Lucian Doll remembers being 14 and living on his family farm six miles north of Ellinwood when the storm hit.
He was in a field working with a team of horses.
"I had four horses pulling a harrow and I can see the horizon was black," said Doll, now 89 and living in Wichita. "When I get to the end of the row, I turned around to face it. It must have been a half mile from me — just a boiling wall of dirt coming at me."
He unhooked the horses and ran the animals a quarter mile back to the barn.
"By the time I put the horses in the stable and stepped out of the barn, I could not see the house 50 yards a way."
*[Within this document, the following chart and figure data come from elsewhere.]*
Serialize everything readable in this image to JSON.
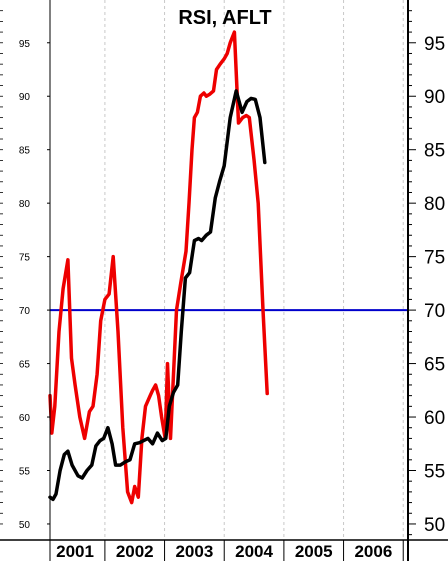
{
  "chart_data": {
    "type": "line",
    "title": "RSI, AFLT",
    "xlabel": "",
    "ylabel": "",
    "xlim": [
      2000.58,
      2006.58
    ],
    "ylim": [
      48.5,
      99
    ],
    "y_ticks": [
      50,
      55,
      60,
      65,
      70,
      75,
      80,
      85,
      90,
      95
    ],
    "y_tick_labels": [
      "50",
      "55",
      "60",
      "65",
      "70",
      "75",
      "80",
      "85",
      "90",
      "95"
    ],
    "x_tick_labels": [
      "2001",
      "2002",
      "2003",
      "2004",
      "2005",
      "2006"
    ],
    "x_label_positions": [
      2001.0,
      2002.0,
      2003.0,
      2004.0,
      2005.0,
      2006.0
    ],
    "x_grid_positions": [
      2001.5,
      2002.5,
      2003.5,
      2004.5,
      2005.5,
      2006.5
    ],
    "x_boundary_positions": [
      2001.5,
      2002.5,
      2003.5,
      2004.5,
      2005.5,
      2006.5
    ],
    "grid": "vertical dashed",
    "reference_line": {
      "value": 70,
      "color": "#0000cc"
    },
    "series": [
      {
        "color": "#ee0000",
        "x": [
          2000.58,
          2000.61,
          2000.66,
          2000.73,
          2000.8,
          2000.88,
          2000.94,
          2001.0,
          2001.08,
          2001.16,
          2001.24,
          2001.3,
          2001.37,
          2001.43,
          2001.5,
          2001.57,
          2001.64,
          2001.72,
          2001.8,
          2001.88,
          2001.95,
          2002.0,
          2002.06,
          2002.12,
          2002.18,
          2002.26,
          2002.3,
          2002.35,
          2002.4,
          2002.45,
          2002.51,
          2002.55,
          2002.6,
          2002.7,
          2002.77,
          2002.86,
          2002.91,
          2002.96,
          2003.0,
          2003.05,
          2003.1,
          2003.16,
          2003.2,
          2003.26,
          2003.32,
          2003.37,
          2003.43,
          2003.5,
          2003.55,
          2003.6,
          2003.67,
          2003.74,
          2003.81,
          2003.87,
          2003.92,
          2004.0,
          2004.07,
          2004.15,
          2004.22,
          2004.3,
          2004.4,
          2004.53,
          2004.6,
          2004.69,
          2004.75,
          2004.84,
          2004.93,
          2004.98,
          2005.08,
          2005.17,
          2005.22,
          2005.3,
          2005.38,
          2005.47,
          2005.55,
          2005.59,
          2005.61,
          2005.63
        ],
        "y": [
          62,
          58.5,
          61,
          68,
          72,
          74.7,
          65.5,
          63,
          60,
          58,
          60.5,
          61,
          64,
          69,
          71,
          71.5,
          75,
          68,
          59,
          53,
          52,
          53.5,
          52.5,
          58,
          61,
          62,
          62.5,
          63,
          62,
          60,
          58,
          65,
          58,
          70,
          72.5,
          75.5,
          80,
          85,
          88,
          88.5,
          90,
          90.3,
          90,
          90.2,
          90.5,
          92.5,
          93,
          93.5,
          94,
          95,
          96,
          87.5,
          88,
          88.2,
          88,
          84,
          80,
          70,
          62.2,
          null,
          null,
          null,
          null,
          null,
          null,
          null,
          null,
          null,
          null,
          null,
          null,
          null,
          null,
          null,
          null,
          null,
          null,
          null
        ]
      },
      {
        "color": "#000000",
        "x": [
          2000.58,
          2000.63,
          2000.68,
          2000.75,
          2000.82,
          2000.88,
          2000.95,
          2001.05,
          2001.12,
          2001.2,
          2001.28,
          2001.35,
          2001.42,
          2001.48,
          2001.55,
          2001.62,
          2001.68,
          2001.76,
          2001.84,
          2001.92,
          2002.0,
          2002.08,
          2002.15,
          2002.22,
          2002.3,
          2002.38,
          2002.46,
          2002.52,
          2002.58,
          2002.65,
          2002.72,
          2002.78,
          2002.85,
          2002.92,
          2003.0,
          2003.07,
          2003.12,
          2003.2,
          2003.27,
          2003.35,
          2003.42,
          2003.5,
          2003.6,
          2003.7,
          2003.8,
          2003.88,
          2003.95,
          2004.02,
          2004.1,
          2004.18,
          2004.25,
          2004.3,
          2004.35,
          2004.42,
          2004.52,
          2004.58,
          2004.66,
          2004.74,
          2004.82,
          2004.9,
          2004.96,
          2005.02,
          2005.1,
          2005.18,
          2005.25,
          2005.32,
          2005.37,
          2005.42,
          2005.46,
          2005.5,
          2005.55,
          2005.6,
          2005.63
        ],
        "y": [
          52.5,
          52.3,
          52.8,
          55,
          56.5,
          56.8,
          55.5,
          54.5,
          54.3,
          55,
          55.5,
          57.3,
          57.8,
          58,
          59,
          57.5,
          55.5,
          55.5,
          55.8,
          56,
          57.5,
          57.6,
          57.8,
          58,
          57.5,
          58.5,
          57.8,
          58,
          61,
          62.3,
          63,
          68,
          73,
          73.5,
          76.5,
          76.7,
          76.5,
          77,
          77.3,
          80.5,
          82,
          83.5,
          88,
          90.5,
          88.5,
          89.5,
          89.8,
          89.7,
          88,
          83.8,
          null,
          null,
          null,
          null,
          null,
          null,
          null,
          null,
          null,
          null,
          null,
          null,
          null,
          null,
          null,
          null,
          null,
          null,
          null,
          null,
          null,
          null,
          null
        ]
      }
    ]
  }
}
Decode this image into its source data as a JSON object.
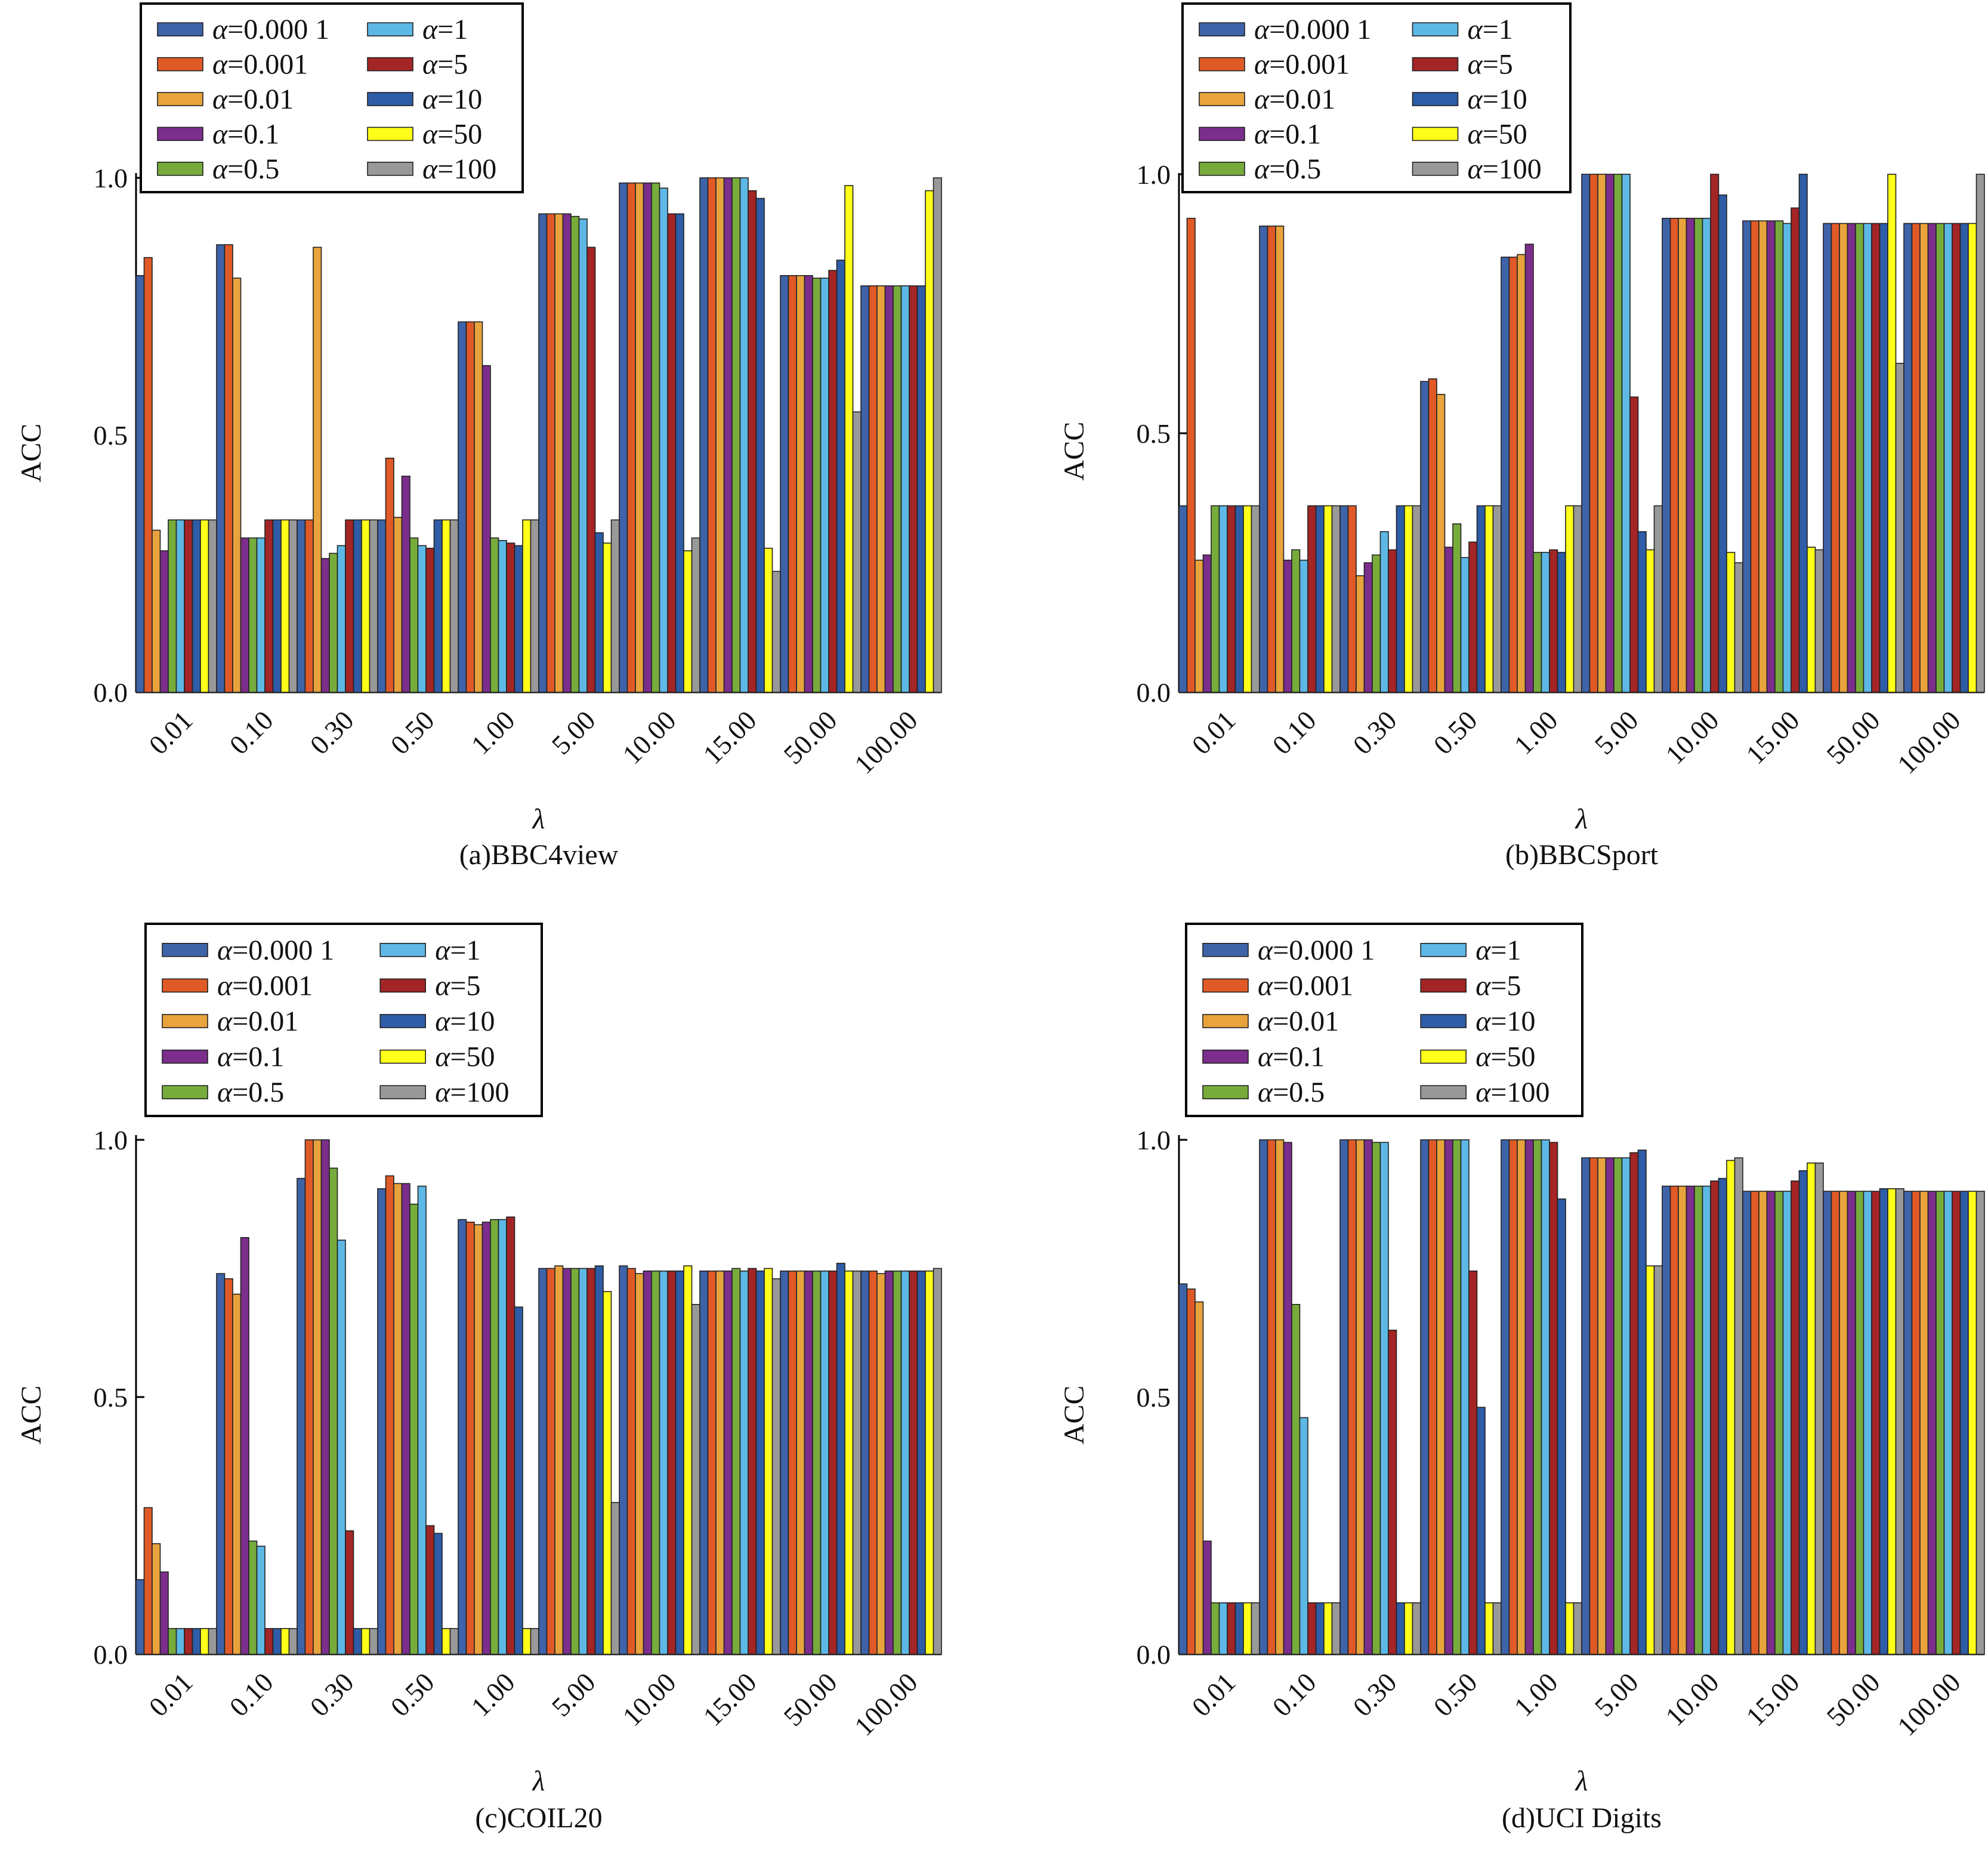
{
  "colors": [
    "#3E63A8",
    "#E05A27",
    "#E8A33D",
    "#7B2E8C",
    "#77AC3C",
    "#5DB8E6",
    "#A32525",
    "#2E5CA6",
    "#FFFF1A",
    "#999999"
  ],
  "legend_alpha": [
    "0.000 1",
    "0.001",
    "0.01",
    "0.1",
    "0.5",
    "1",
    "5",
    "10",
    "50",
    "100"
  ],
  "chart_data": [
    {
      "type": "bar",
      "caption": "(a)BBC4view",
      "xlabel": "λ",
      "ylabel": "ACC",
      "ylim": [
        0,
        1
      ],
      "yticks": [
        "0.0",
        "0.5",
        "1.0"
      ],
      "categories": [
        "0.01",
        "0.10",
        "0.30",
        "0.50",
        "1.00",
        "5.00",
        "10.00",
        "15.00",
        "50.00",
        "100.00"
      ],
      "legend_position": "top-left",
      "series": [
        {
          "name": "α=0.000 1",
          "values": [
            0.81,
            0.87,
            0.335,
            0.335,
            0.72,
            0.93,
            0.99,
            1.0,
            0.81,
            0.79
          ]
        },
        {
          "name": "α=0.001",
          "values": [
            0.845,
            0.87,
            0.335,
            0.455,
            0.72,
            0.93,
            0.99,
            1.0,
            0.81,
            0.79
          ]
        },
        {
          "name": "α=0.01",
          "values": [
            0.315,
            0.805,
            0.865,
            0.34,
            0.72,
            0.93,
            0.99,
            1.0,
            0.81,
            0.79
          ]
        },
        {
          "name": "α=0.1",
          "values": [
            0.275,
            0.3,
            0.26,
            0.42,
            0.635,
            0.93,
            0.99,
            1.0,
            0.81,
            0.79
          ]
        },
        {
          "name": "α=0.5",
          "values": [
            0.335,
            0.3,
            0.27,
            0.3,
            0.3,
            0.925,
            0.99,
            1.0,
            0.805,
            0.79
          ]
        },
        {
          "name": "α=1",
          "values": [
            0.335,
            0.3,
            0.285,
            0.285,
            0.295,
            0.92,
            0.98,
            1.0,
            0.805,
            0.79
          ]
        },
        {
          "name": "α=5",
          "values": [
            0.335,
            0.335,
            0.335,
            0.28,
            0.29,
            0.865,
            0.93,
            0.975,
            0.82,
            0.79
          ]
        },
        {
          "name": "α=10",
          "values": [
            0.335,
            0.335,
            0.335,
            0.335,
            0.285,
            0.31,
            0.93,
            0.96,
            0.84,
            0.79
          ]
        },
        {
          "name": "α=50",
          "values": [
            0.335,
            0.335,
            0.335,
            0.335,
            0.335,
            0.29,
            0.275,
            0.28,
            0.985,
            0.975
          ]
        },
        {
          "name": "α=100",
          "values": [
            0.335,
            0.335,
            0.335,
            0.335,
            0.335,
            0.335,
            0.3,
            0.235,
            0.545,
            1.0
          ]
        }
      ]
    },
    {
      "type": "bar",
      "caption": "(b)BBCSport",
      "xlabel": "λ",
      "ylabel": "ACC",
      "ylim": [
        0,
        1
      ],
      "yticks": [
        "0.0",
        "0.5",
        "1.0"
      ],
      "categories": [
        "0.01",
        "0.10",
        "0.30",
        "0.50",
        "1.00",
        "5.00",
        "10.00",
        "15.00",
        "50.00",
        "100.00"
      ],
      "legend_position": "top-left",
      "series": [
        {
          "name": "α=0.000 1",
          "values": [
            0.36,
            0.9,
            0.36,
            0.6,
            0.84,
            1.0,
            0.915,
            0.91,
            0.905,
            0.905
          ]
        },
        {
          "name": "α=0.001",
          "values": [
            0.915,
            0.9,
            0.36,
            0.605,
            0.84,
            1.0,
            0.915,
            0.91,
            0.905,
            0.905
          ]
        },
        {
          "name": "α=0.01",
          "values": [
            0.255,
            0.9,
            0.225,
            0.575,
            0.845,
            1.0,
            0.915,
            0.91,
            0.905,
            0.905
          ]
        },
        {
          "name": "α=0.1",
          "values": [
            0.265,
            0.255,
            0.25,
            0.28,
            0.865,
            1.0,
            0.915,
            0.91,
            0.905,
            0.905
          ]
        },
        {
          "name": "α=0.5",
          "values": [
            0.36,
            0.275,
            0.265,
            0.325,
            0.27,
            1.0,
            0.915,
            0.91,
            0.905,
            0.905
          ]
        },
        {
          "name": "α=1",
          "values": [
            0.36,
            0.255,
            0.31,
            0.26,
            0.27,
            1.0,
            0.915,
            0.905,
            0.905,
            0.905
          ]
        },
        {
          "name": "α=5",
          "values": [
            0.36,
            0.36,
            0.275,
            0.29,
            0.275,
            0.57,
            1.0,
            0.935,
            0.905,
            0.905
          ]
        },
        {
          "name": "α=10",
          "values": [
            0.36,
            0.36,
            0.36,
            0.36,
            0.27,
            0.31,
            0.96,
            1.0,
            0.905,
            0.905
          ]
        },
        {
          "name": "α=50",
          "values": [
            0.36,
            0.36,
            0.36,
            0.36,
            0.36,
            0.275,
            0.27,
            0.28,
            1.0,
            0.905
          ]
        },
        {
          "name": "α=100",
          "values": [
            0.36,
            0.36,
            0.36,
            0.36,
            0.36,
            0.36,
            0.25,
            0.275,
            0.635,
            1.0
          ]
        }
      ]
    },
    {
      "type": "bar",
      "caption": "(c)COIL20",
      "xlabel": "λ",
      "ylabel": "ACC",
      "ylim": [
        0,
        1
      ],
      "yticks": [
        "0.0",
        "0.5",
        "1.0"
      ],
      "categories": [
        "0.01",
        "0.10",
        "0.30",
        "0.50",
        "1.00",
        "5.00",
        "10.00",
        "15.00",
        "50.00",
        "100.00"
      ],
      "legend_position": "top-left",
      "series": [
        {
          "name": "α=0.000 1",
          "values": [
            0.145,
            0.74,
            0.925,
            0.905,
            0.845,
            0.75,
            0.755,
            0.745,
            0.745,
            0.745
          ]
        },
        {
          "name": "α=0.001",
          "values": [
            0.285,
            0.73,
            1.0,
            0.93,
            0.84,
            0.75,
            0.75,
            0.745,
            0.745,
            0.745
          ]
        },
        {
          "name": "α=0.01",
          "values": [
            0.215,
            0.7,
            1.0,
            0.915,
            0.835,
            0.755,
            0.74,
            0.745,
            0.745,
            0.74
          ]
        },
        {
          "name": "α=0.1",
          "values": [
            0.16,
            0.81,
            1.0,
            0.915,
            0.84,
            0.75,
            0.745,
            0.745,
            0.745,
            0.745
          ]
        },
        {
          "name": "α=0.5",
          "values": [
            0.05,
            0.22,
            0.945,
            0.875,
            0.845,
            0.75,
            0.745,
            0.75,
            0.745,
            0.745
          ]
        },
        {
          "name": "α=1",
          "values": [
            0.05,
            0.21,
            0.805,
            0.91,
            0.845,
            0.75,
            0.745,
            0.745,
            0.745,
            0.745
          ]
        },
        {
          "name": "α=5",
          "values": [
            0.05,
            0.05,
            0.24,
            0.25,
            0.85,
            0.75,
            0.745,
            0.75,
            0.745,
            0.745
          ]
        },
        {
          "name": "α=10",
          "values": [
            0.05,
            0.05,
            0.05,
            0.235,
            0.675,
            0.755,
            0.745,
            0.745,
            0.76,
            0.745
          ]
        },
        {
          "name": "α=50",
          "values": [
            0.05,
            0.05,
            0.05,
            0.05,
            0.05,
            0.705,
            0.755,
            0.75,
            0.745,
            0.745
          ]
        },
        {
          "name": "α=100",
          "values": [
            0.05,
            0.05,
            0.05,
            0.05,
            0.05,
            0.295,
            0.68,
            0.73,
            0.745,
            0.75
          ]
        }
      ]
    },
    {
      "type": "bar",
      "caption": "(d)UCI Digits",
      "xlabel": "λ",
      "ylabel": "ACC",
      "ylim": [
        0,
        1
      ],
      "yticks": [
        "0.0",
        "0.5",
        "1.0"
      ],
      "categories": [
        "0.01",
        "0.10",
        "0.30",
        "0.50",
        "1.00",
        "5.00",
        "10.00",
        "15.00",
        "50.00",
        "100.00"
      ],
      "legend_position": "top-left",
      "series": [
        {
          "name": "α=0.000 1",
          "values": [
            0.72,
            1.0,
            1.0,
            1.0,
            1.0,
            0.965,
            0.91,
            0.9,
            0.9,
            0.9
          ]
        },
        {
          "name": "α=0.001",
          "values": [
            0.71,
            1.0,
            1.0,
            1.0,
            1.0,
            0.965,
            0.91,
            0.9,
            0.9,
            0.9
          ]
        },
        {
          "name": "α=0.01",
          "values": [
            0.685,
            1.0,
            1.0,
            1.0,
            1.0,
            0.965,
            0.91,
            0.9,
            0.9,
            0.9
          ]
        },
        {
          "name": "α=0.1",
          "values": [
            0.22,
            0.995,
            1.0,
            1.0,
            1.0,
            0.965,
            0.91,
            0.9,
            0.9,
            0.9
          ]
        },
        {
          "name": "α=0.5",
          "values": [
            0.1,
            0.68,
            0.995,
            1.0,
            1.0,
            0.965,
            0.91,
            0.9,
            0.9,
            0.9
          ]
        },
        {
          "name": "α=1",
          "values": [
            0.1,
            0.46,
            0.995,
            1.0,
            1.0,
            0.965,
            0.91,
            0.9,
            0.9,
            0.9
          ]
        },
        {
          "name": "α=5",
          "values": [
            0.1,
            0.1,
            0.63,
            0.745,
            0.995,
            0.975,
            0.92,
            0.92,
            0.9,
            0.9
          ]
        },
        {
          "name": "α=10",
          "values": [
            0.1,
            0.1,
            0.1,
            0.48,
            0.885,
            0.98,
            0.925,
            0.94,
            0.905,
            0.9
          ]
        },
        {
          "name": "α=50",
          "values": [
            0.1,
            0.1,
            0.1,
            0.1,
            0.1,
            0.755,
            0.96,
            0.955,
            0.905,
            0.9
          ]
        },
        {
          "name": "α=100",
          "values": [
            0.1,
            0.1,
            0.1,
            0.1,
            0.1,
            0.755,
            0.965,
            0.955,
            0.905,
            0.9
          ]
        }
      ]
    }
  ]
}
The swirling clouds of red dust — topsoil from thousands of farms from Oklahoma, Texas, eastern Colorado and western Kansas blocked the sun, stalled vehicles and uprooted rural Americans by the thousands.
But Doll especially remembers the aftermath, when he walked his family's stubble fields and saw all the wild animals that had died in the storm and dead cattle standing upright, surrounded by the drifts of sand and dirt, their lungs filled with dirt.
"I thought the world was coming to an end. It was that terrible," he said.
The dust storms of the 1930's rank nationally among the most significant events of the 20th century, according to the National Weather Service.
Iconic books and songs would be written, such as John Steinbeck's "Grapes of Wrath" and Woody Guthrie's "Dust Pneumonia Blues."